I really want it.... I really desire it, but at the same time I'm torn to give my kids and life a normal existence. I've toyed with the idea of just having a girlfriend, not living with us, just having her on the side, but then that would be pretty messed up for her and I think she'd end up hating us and what we have with her not here.
Then I'm torn to be perfect, normal for my family. How can what my family think and want, still control me and dictate how I live my life.... It doesn't make me happy and I know that being unhappy is not healthy at all.
Then I'm a very jealous person.... I am the worse green eyed monster ever. It comes from never having anything and watching everyone else get what I wanted. So of course when I got something that is mine, I want to keep it for myself and not share. I'm so worried I'll either get possessive of my husband and not want to share him or get possessive of our wife and not want to share her.
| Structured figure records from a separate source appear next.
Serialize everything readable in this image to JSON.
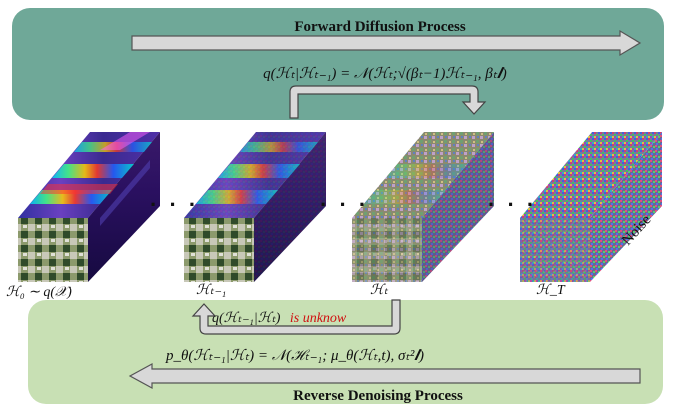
{
  "forward": {
    "title": "Forward Diffusion Process",
    "equation": "q(ℋₜ|ℋₜ₋₁) = 𝒩(ℋₜ;√(βₜ−1)ℋₜ₋₁, βₜ𝑰)"
  },
  "reverse": {
    "title": "Reverse Denoising Process",
    "posterior": "q(ℋₜ₋₁|ℋₜ)",
    "posterior_note": "is unknow",
    "equation": "p_θ(ℋₜ₋₁|ℋₜ) = 𝒩(ℋₜ₋₁; μ_θ(ℋₜ,t), σₜ²𝑰)"
  },
  "stages": [
    {
      "label": "ℋ₀ ∼ q(𝒳)"
    },
    {
      "label": "ℋₜ₋₁"
    },
    {
      "label": "ℋₜ"
    },
    {
      "label": "ℋ_T"
    }
  ],
  "ellipsis": "· · ·",
  "noise_label": "Noise",
  "colors": {
    "forward_panel": "#6fa898",
    "reverse_panel": "#c8e0b4",
    "arrow_fill": "#d8d8d8",
    "arrow_stroke": "#555555",
    "note_red": "#d01010"
  }
}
I'm scared of what I am capable of....
*sigh* I'm such an emotional wreck right now.
School, being sick, stress of life, fighting with Hubby over stupid crap, Christmas, just life is turned upside down and I'm an emotional wreck and just want to cry like I use to or worse go cut myself til I feel calm....
UGH..... Why me......
3 comments:
((((((((hugs))))))))))
It's natural to be questioning whether to even do this or not, it's a huge step!
I think your children will be just fine. They are blessed to have a great mom that has the weight of their world on her shoulders and is even questioning whether this is right for their future or not. Being poly is difficult, but it has it's blessings and it's nothing to be ashamed of or feel like you should have to hide.
Hang in there, stay strong and even though you are fighting with hubby, maybe talk to him about it and be totally honest with how you are feeling?
Thanks.
Me and Hubby have talked about all this, but he is no help. Ugh men. He just says, "It won't be like that, you won't be that jealous or possessive and if it happens, we'll deal with it."
So he's not much help in it. lol. Men
Eh, fuck the menfolk when it comes to this. Though it isn't fair to blame the males. What I really mean is, fuck everyone when it comes to this.
How you feel, and what you want and would be most comfortable with, is what's important. I mean, like you said, being unhappy is unhealthy. By that logic, your unhappiness is unhealthy for everyone around you. Therefore, isn't it in the best interest of not only you, but your loved ones around you, to be comfortable and happy?
Well, whatever. Maybe that is a question best left to the philosophers?
Either way, in the realm of PolyTown, EVERYONE has to agree, or else NO ONE does.
Or maybe, this is actually a question for Steady?